The two-part activity on Breast Cancer as a Second Malignancy focuses on a young woman recently diagnosed with breast cancer who previously underwent treatment for Hodgkin lymphoma as a young adolescent.  Section 1 includes an introduction and patient case which highlights issues related to disease chronicity and cancer recurrence.  Section 2 further discusses quality of life, sexuality, and body image as it relates to the patient case.    

Target Audience:

The target audience for this module is Medical Oncologists, Oncology Fellows, and other healthcare workers in oncology practice.

Learning Objectives:

At the completion of this course, participants will be able to:

1. Increase awareness of issues and challenges facing adolescent and young adult (AYAs) (ages 15-39) cancer survivors and apply knowledge to address the physical and psychosocial issues associated with survivorship.

2. Increase awareness of the differing treatment options for pediatric and adult patients with Hodgkin Lymphoma.

3. Identify breast cancer treatments that have a significant impact on quality of life and assess the potential use of alternative treatment options as appropriate for adolescent and young adult (AYA) patients.

ACGME Competencies:

  • Medical Knowledge

Institute of Medicine (IOM) Competencies:

  • Working as a part of interprofessional teams
  • Delivering patient-centered care
  • Practicing evidence-based medicine

This activity is co-sponsored by the LIVESTRONG Foundation, the Commission on Cancer/American College of Surgeons, Critical Mass: The Young Adult Cancer Alliance, the Association of Physician Assistants in Oncology, the American Society of Pediatric Hematology/Oncology, and the Conquer Cancer Foundation of the American Society of Clinical Oncology.

This initiative was supported by the Cooperative Agreement 5U50DP001689-05 from The Centers for Disease Control and Prevention.  Its contents are solely the responsibility of the authors and do not necessarily represent the official views of the Centers for Disease Control and Prevention.

This course, as well as others in the Focus Under Forty Series, was also supported by the LIVESTRONG Foundation.


IMPORTANT NOTE: This course expires on December 16, 2018. Participants must complete all necessary course components by this date to be eligible to claim CME/CE credits.

4.5 Credits/Points are available for participation in this course.
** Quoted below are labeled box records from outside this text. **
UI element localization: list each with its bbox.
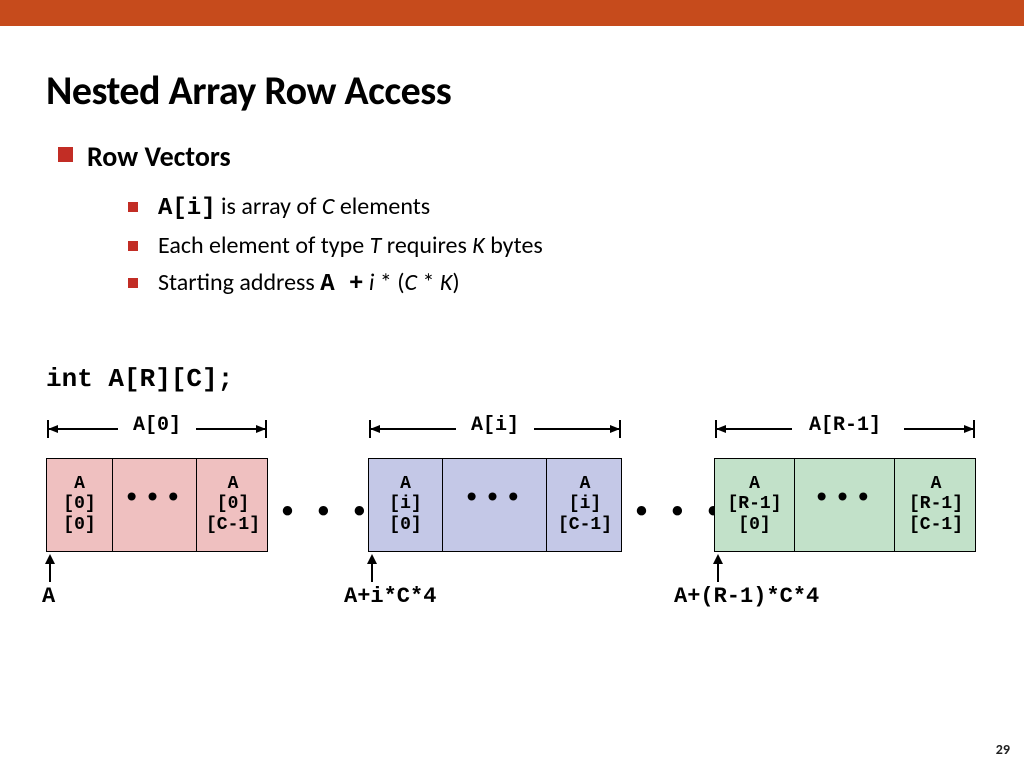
slide-content: Nested Array Row Access Row Vectors A[i]…: [0, 26, 1024, 666]
bullet-2: Each element of type T requires K bytes: [128, 227, 978, 264]
cell-r0-cC: A [0] [C-1]: [197, 459, 269, 551]
text: bytes: [485, 231, 543, 260]
gap-dots-0: • • •: [282, 496, 375, 523]
cell-rR-dots: •••: [795, 459, 895, 551]
cell-r0-c0: A [0] [0]: [47, 459, 113, 551]
cell-ri-cC: A [i] [C-1]: [547, 459, 623, 551]
arrow-up-icon: [710, 554, 726, 582]
text: ): [452, 268, 459, 297]
section-heading: Row Vectors: [58, 139, 978, 174]
text: Each element of type: [158, 231, 370, 260]
cell-r0-dots: •••: [113, 459, 197, 551]
text: * (: [374, 268, 404, 297]
var-c: C: [322, 192, 335, 221]
cell-rR-c0: A [R-1] [0]: [715, 459, 795, 551]
addr-label-1: A+i*C*4: [344, 584, 436, 609]
row-r1-label: A[R-1]: [714, 414, 976, 437]
var-k: K: [472, 231, 484, 260]
addr-arrow-0: [42, 554, 58, 582]
text: Starting address: [158, 268, 320, 297]
addr-label-0: A: [42, 584, 55, 609]
arrow-up-icon: [364, 554, 380, 582]
dots-icon: •••: [463, 484, 525, 516]
text: requires: [381, 231, 472, 260]
row-i-label-wrap: A[i]: [368, 416, 622, 442]
section-heading-text: Row Vectors: [87, 139, 231, 174]
array-declaration: int A[R][C];: [46, 364, 978, 394]
text: *: [417, 268, 440, 297]
accent-bar: [0, 0, 1024, 26]
bullet-list: A[i] is array of C elements Each element…: [128, 188, 978, 304]
memory-layout-diagram: A[0] A [0] [0] ••• A [0] [C-1] • • •: [46, 416, 978, 666]
text: elements: [334, 192, 430, 221]
row-i-label: A[i]: [368, 414, 622, 437]
var-k: K: [440, 268, 452, 297]
cell-ri-c0: A [i] [0]: [369, 459, 443, 551]
bullet-1: A[i] is array of C elements: [128, 188, 978, 227]
row-0-label-wrap: A[0]: [46, 416, 268, 442]
code-a-plus: A +: [320, 271, 363, 298]
bullet-3: Starting address A + i * (C * K): [128, 264, 978, 303]
addr-label-2: A+(R-1)*C*4: [674, 584, 819, 609]
row-i-rect: A [i] [0] ••• A [i] [C-1]: [368, 458, 622, 552]
bullet-square-icon: [58, 147, 73, 162]
row-r1-label-wrap: A[R-1]: [714, 416, 976, 442]
row-0-rect: A [0] [0] ••• A [0] [C-1]: [46, 458, 268, 552]
slide-title: Nested Array Row Access: [46, 66, 978, 115]
text: is array of: [216, 192, 322, 221]
row-0-label: A[0]: [46, 414, 268, 437]
row-r1-rect: A [R-1] [0] ••• A [R-1] [C-1]: [714, 458, 976, 552]
addr-arrow-2: [710, 554, 726, 582]
slide-number: 29: [996, 741, 1010, 758]
dots-icon: •••: [813, 484, 875, 516]
dots-icon: •••: [123, 484, 185, 516]
code-a-i: A[i]: [158, 195, 216, 222]
addr-arrow-1: [364, 554, 380, 582]
cell-rR-cC: A [R-1] [C-1]: [895, 459, 977, 551]
cell-ri-dots: •••: [443, 459, 547, 551]
var-c: C: [405, 268, 418, 297]
arrow-up-icon: [42, 554, 58, 582]
var-t: T: [370, 231, 382, 260]
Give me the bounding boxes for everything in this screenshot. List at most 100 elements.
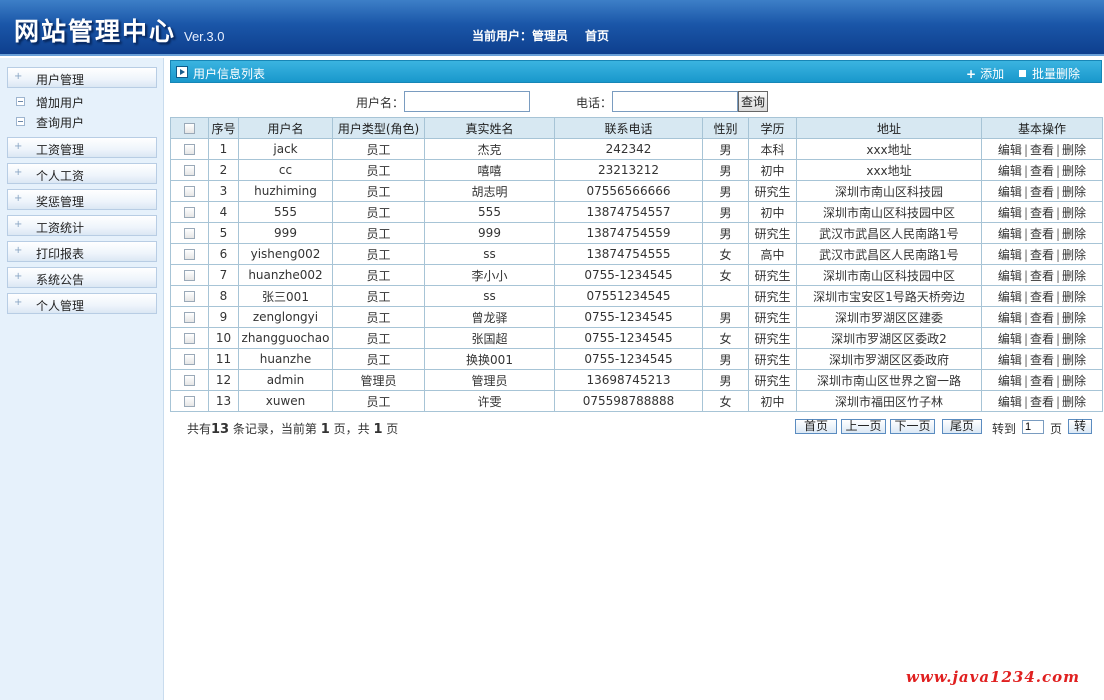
view-link[interactable]: 查看 [1030,227,1054,241]
home-link[interactable]: 首页 [585,27,609,44]
delete-link[interactable]: 删除 [1062,374,1086,388]
table-row: 10 zhangguochao 员工 张国超 0755-1234545 女研究生 深圳市罗湖… [170,327,1103,349]
user-type-cell: 员工 [332,285,425,307]
delete-link[interactable]: 删除 [1062,353,1086,367]
education-cell: 研究生 [748,285,797,307]
row-checkbox[interactable] [184,228,195,239]
address-cell: 深圳市罗湖区区委政府 [796,348,982,370]
delete-link[interactable]: 删除 [1062,185,1086,199]
real-name-cell: 杰克 [424,138,555,160]
row-checkbox[interactable] [184,333,195,344]
search-form: 用户名： 电话： 查询 [170,89,1102,115]
delete-link[interactable]: 删除 [1062,290,1086,304]
username-input[interactable] [404,91,530,112]
last-page-button[interactable]: 尾页 [942,419,982,434]
phone-cell: 13874754557 [554,201,703,223]
real-name-cell: 许雯 [424,390,555,412]
edit-link[interactable]: 编辑 [998,206,1022,220]
search-button[interactable]: 查询 [738,91,768,112]
sidebar-group-personal-salary[interactable]: + 个人工资 [7,163,157,184]
go-button[interactable]: 转 [1068,419,1092,434]
separator: | [1056,247,1061,262]
view-link[interactable]: 查看 [1030,143,1054,157]
row-checkbox[interactable] [184,165,195,176]
table-row: 4 555 员工 555 13874754557 男初中 深圳市南山区科技园中区 编辑 | 查看 |… [170,201,1103,223]
delete-link[interactable]: 删除 [1062,332,1086,346]
row-checkbox[interactable] [184,144,195,155]
view-link[interactable]: 查看 [1030,164,1054,178]
select-all-checkbox[interactable] [184,123,195,134]
edit-link[interactable]: 编辑 [998,269,1022,283]
goto-label: 转到 [992,422,1017,436]
row-checkbox[interactable] [184,207,195,218]
sidebar-group-reward-punishment[interactable]: + 奖惩管理 [7,189,157,210]
sidebar-group-salary-management[interactable]: + 工资管理 [7,137,157,158]
delete-link[interactable]: 删除 [1062,227,1086,241]
site-logo: 网站管理中心 [14,17,177,46]
gender-cell: 男 [702,348,749,370]
separator: | [1056,331,1061,346]
sidebar-group-system-notice[interactable]: + 系统公告 [7,267,157,288]
edit-link[interactable]: 编辑 [998,332,1022,346]
next-page-button[interactable]: 下一页 [890,419,935,434]
edit-link[interactable]: 编辑 [998,395,1022,409]
edit-link[interactable]: 编辑 [998,248,1022,262]
sidebar-group-personal-management[interactable]: + 个人管理 [7,293,157,314]
gender-cell: 男 [702,138,749,160]
separator: | [1056,373,1061,388]
batch-delete-button[interactable]: 批量删除 [1019,65,1080,82]
delete-link[interactable]: 删除 [1062,395,1086,409]
edit-link[interactable]: 编辑 [998,143,1022,157]
separator: | [1023,352,1028,367]
row-checkbox[interactable] [184,375,195,386]
delete-link[interactable]: 删除 [1062,269,1086,283]
row-actions: 编辑 | 查看 | 删除 [981,348,1103,370]
row-index: 12 [208,369,239,391]
edit-link[interactable]: 编辑 [998,227,1022,241]
phone-input[interactable] [612,91,738,112]
row-checkbox[interactable] [184,291,195,302]
row-checkbox[interactable] [184,312,195,323]
view-link[interactable]: 查看 [1030,395,1054,409]
row-checkbox[interactable] [184,270,195,281]
prev-page-button[interactable]: 上一页 [841,419,886,434]
delete-link[interactable]: 删除 [1062,143,1086,157]
view-link[interactable]: 查看 [1030,311,1054,325]
view-link[interactable]: 查看 [1030,290,1054,304]
edit-link[interactable]: 编辑 [998,164,1022,178]
row-select-cell [170,306,209,328]
row-checkbox[interactable] [184,249,195,260]
goto-page-input[interactable] [1022,420,1044,434]
edit-link[interactable]: 编辑 [998,185,1022,199]
row-checkbox[interactable] [184,186,195,197]
sidebar-group-user-management[interactable]: + 用户管理 [7,67,157,88]
separator: | [1056,394,1061,409]
edit-link[interactable]: 编辑 [998,311,1022,325]
view-link[interactable]: 查看 [1030,269,1054,283]
delete-link[interactable]: 删除 [1062,248,1086,262]
first-page-button[interactable]: 首页 [795,419,837,434]
delete-link[interactable]: 删除 [1062,206,1086,220]
view-link[interactable]: 查看 [1030,206,1054,220]
user-type-cell: 员工 [332,222,425,244]
view-link[interactable]: 查看 [1030,353,1054,367]
sidebar-group-salary-statistics[interactable]: + 工资统计 [7,215,157,236]
pager-text: 页，共 [329,422,374,436]
delete-link[interactable]: 删除 [1062,311,1086,325]
row-select-cell [170,390,209,412]
view-link[interactable]: 查看 [1030,248,1054,262]
user-type-cell: 员工 [332,138,425,160]
sidebar-group-print-report[interactable]: + 打印报表 [7,241,157,262]
row-checkbox[interactable] [184,396,195,407]
delete-link[interactable]: 删除 [1062,164,1086,178]
view-link[interactable]: 查看 [1030,374,1054,388]
edit-link[interactable]: 编辑 [998,374,1022,388]
view-link[interactable]: 查看 [1030,185,1054,199]
view-link[interactable]: 查看 [1030,332,1054,346]
edit-link[interactable]: 编辑 [998,290,1022,304]
row-checkbox[interactable] [184,354,195,365]
edit-link[interactable]: 编辑 [998,353,1022,367]
address-cell: 武汉市武昌区人民南路1号 [796,222,982,244]
user-type-cell: 员工 [332,348,425,370]
add-button[interactable]: + 添加 [966,65,1004,82]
Certificate and credit types available include:

  • AMA PRA Category 1 Credits
  • CNE Contact Hours
  • CPE Credits
  • Certificate of Participation may be used to confer credit; however, all final decisions regarding the awarding of credits will be made by the licensing organization to which the credits are submitted. 
  • Certificate of Completion may be used to document participation, but no credit will be conferred.